NEW YORK (AP) — New York gubernatorial candidate Cynthia Nixon announced a $7.3 billion plan on Wednesday to boost education from preschool through college and pay for it by increasing taxes on wealthy New Yorkers and corporations.

"When I am governor I will fully fund every school in every zip code," said Nixon, who also promised to diversify New York state's teaching work force and end discriminatory disciplining of black and Hispanic youths.

The former "Sex and the City" star is running against incumbent Andrew Cuomo for the Democratic nomination for governor. A Siena poll released Wednesday, exactly three months before New York's primary, shows Cuomo leading Nixon 61 percent to 26 percent among likely Democratic voters. The margin of sampling error is plus or minus 3.6 percentage points.

Nixon's plan would include $4.2 billion more for K-12 education, $700 million for expanded child care subsidies and $600 million to provide free tuition to an additional 170,000 State University of New York and City University of New York students

Nixon said Cuomo's free-tuition program, called Excelsior, is so narrowly defined that only a small percentage of CUNY and SUNY students qualify. "When I am governor we will have a real college for all program," she said.

Cuomo spokeswoman Dani Lever said in a statement that New York spends more per pupil than any state in the nation — "a record $27 billion per year (a 36 percent increase since 2012)." She said New York is the only state in the country that pays full tuition for students going to two- or four-year schools.

Nixon said schools that serve predominantly black and Hispanic New Yorkers are underfunded and heavily policed compared with schools that serve white students.

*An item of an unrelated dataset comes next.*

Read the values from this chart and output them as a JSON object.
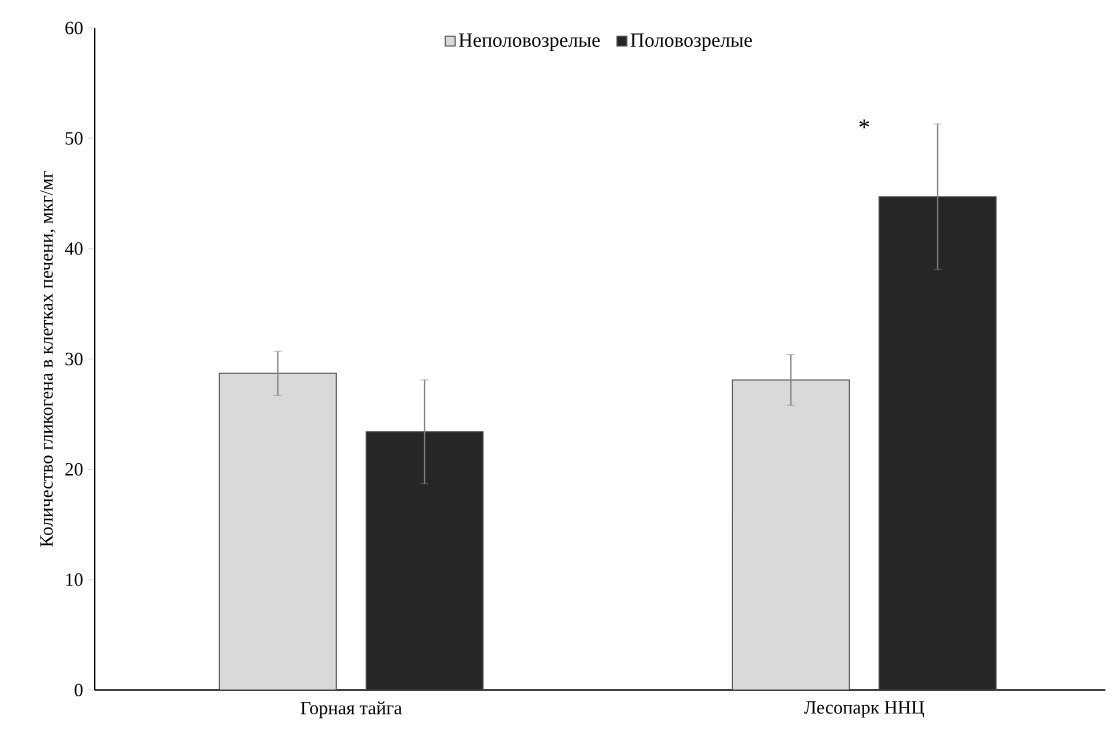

"In New York City black and Latin students are 90 percent of all students arrested and 90.5 percent of all students who receive a summons," Nixon said. "Is that right?"

She led supporters gathered at CUNY's Borough of Manhattan Community College in chanting "Schools not jails!"

Nixon also said she supports a plan championed by Democratic New York City Mayor Bill de Blasio to overhaul the admissions process for the city's elite specialized high schools, where fewer than 10 percent of students are black or Hispanic.

Nixon posed for photos with supporters after her speech but did not answer questions from the media.

Then she and campaign staffers walked two blocks to the subway and got on a Brooklyn-bound train. Riders gave no sign of noticing the celebrity in their midst.